The first answer on this Stackexchange thread essentially seems to neatly illustrate the sort of problem thing I'm talking about and essentially gives me what I would need (area of overlap).

However, I don't seem to be able replicate this example with my "real" data (just as an example - Indian Pangolin). Here is my code (code and data in https://github.com/jejoenje/sp_poly_overlap):

library(rgdal)
library(cshapes)
library(raster)

# Read the spatial distribution data. In this example, the distribution of Indian Pangolin (Manis crassicaudata).
# This is taken from a collection of Shapefiles of species distributions.
# This file is in the Github repo https://github.com/jejoenje/sp_poly_overlap 

mcras <- readOGR("mcras.shp")

# Plot the distribution:
plot(mcras, col = "red")

# Get basic country outlines from the cshapes package:
world <-cshp(as.Date('2016-01-01'))

# Make sure the projections match:
projection(mcras) <- projection(world)

# Crop the world country map to the extent of the species distribution (I think intersect() as used below does this
# automatically anyway, but for the sake of plotting)
mcras_base <- crop(world, extent(mcras))

# Plot distribution on top of base map.
plot(mcras_base)
plot(mcras, add=T, col="red")
# Note the occurrence across India, Bangladesh and Pakistan, but particularly in Sri Lanka.
# The latter is obviously a second, separate polygon (there are two separate entries in the data):
polygons(mcras)
mcras@data
# The base map has an entry for each country in the extent:
polygons(mcras_base)
mcras_base@data

# Now following the example on https://gis.stackexchange.com/questions/140504/extracting-intersection-areas-in-r
# use intersect() to intersect the polygons in mcras with those in mcras_base:
mcras_i <- intersect(mcras, mcras_base)
plot(mcras_i)
# We can now calculate the area in each country (arbitrary scalar for the sake of argument) :
mcras_i$area <- area(mcras_i)/1000000 
aggregate(area ~ CNTRY_NAME, data = mcras_i, sum)
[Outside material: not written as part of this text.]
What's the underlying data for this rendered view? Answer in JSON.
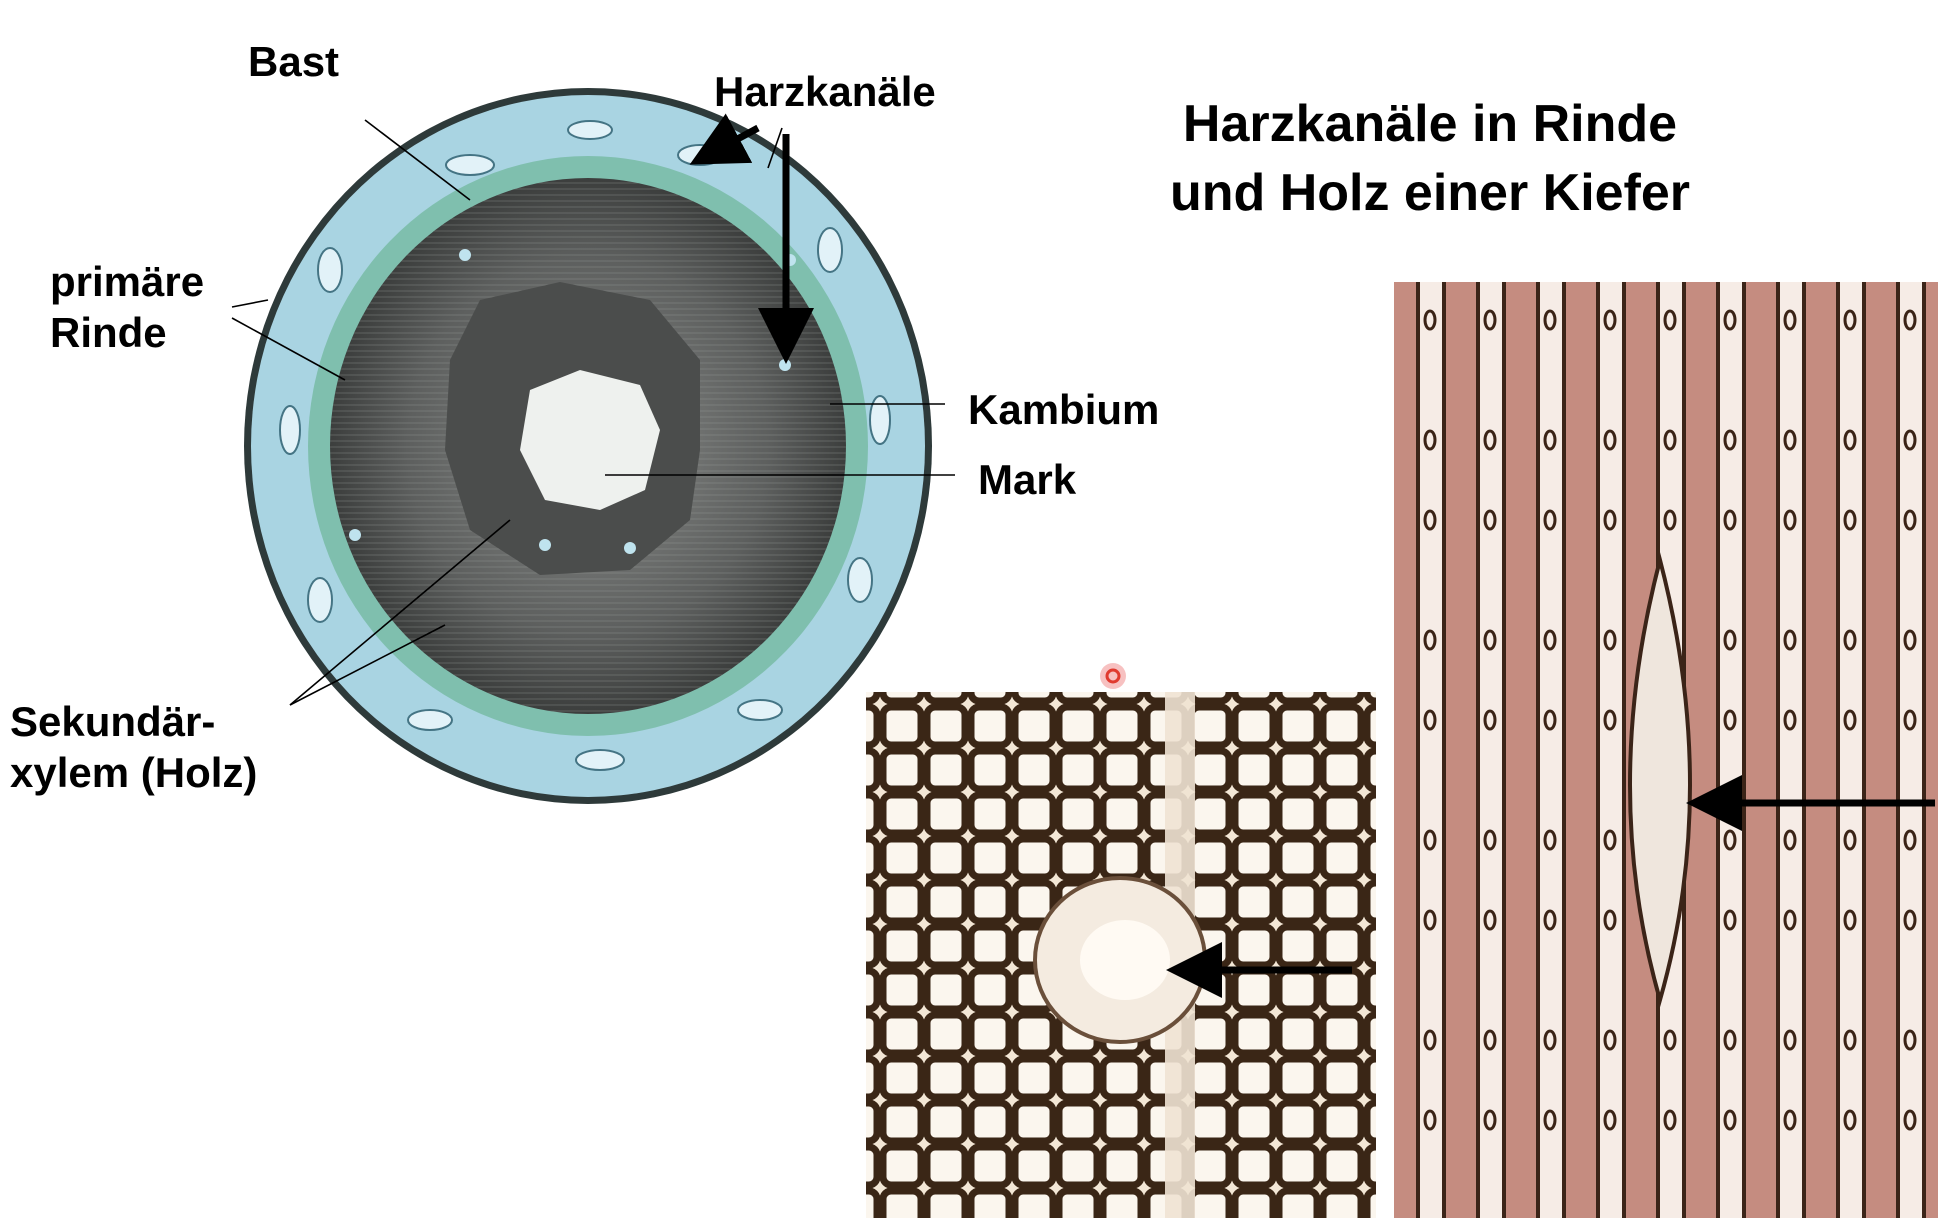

# So this gives areas of the species distribution in each country, but it is obviously missing Sri Lanka entirely.
# Note how the resulting data only seems to have the intersects with the SECOND polygon in mcras, 
# i.e. only the contiguous area in India, Pakistan and Bangladesh. This tallies with the summary above.
mcras@data
mcras_i@data

# How do I make sure the same intersection is calculated for BOTH the polygon parts in mcras?
# I can plot them separately:

plot(mcras_base)
plot(mcras[1,], col="red", add=T)  # First line in mcras represents the distribution in Sri Lanka
plot(mcras[2,], col="blue", add=T) # Second line is the main distribution in India, Bangladesh and Pakistan.

# However, if I try to intersect the two species polygon parts separately, this works for the contiguous block:
mcras_i2 <- intersect(mcras[2,], mcras_base)
plot(mcras_i2)
# ... but NOT for the first block (Sri Lanka):
mcras_i1 <- intersect(mcras[1,], mcras_base)
plot(mcras_i1)
mcras_i1@data
mcras_i1@polygons

In the example I've based this off, it does seem to work with two polygons in one set, and multiple ones in the other (i.e. it doesn't only calculate overlaps for the second of the "field" polygons... and I can't figure out why? Is this something to do with my species distribution data format?

Any thoughts greatly appreciated!

bradduthie commented 5 years ago

I keep meaning to take a look at this more carefully @jejoenje -- will try to help soon here.

mattnuttall00 commented 5 years ago

Hi @jejoenje , apologies I don't know what it going on here, but based on the coding club today, Thiago is probably the best person to ask!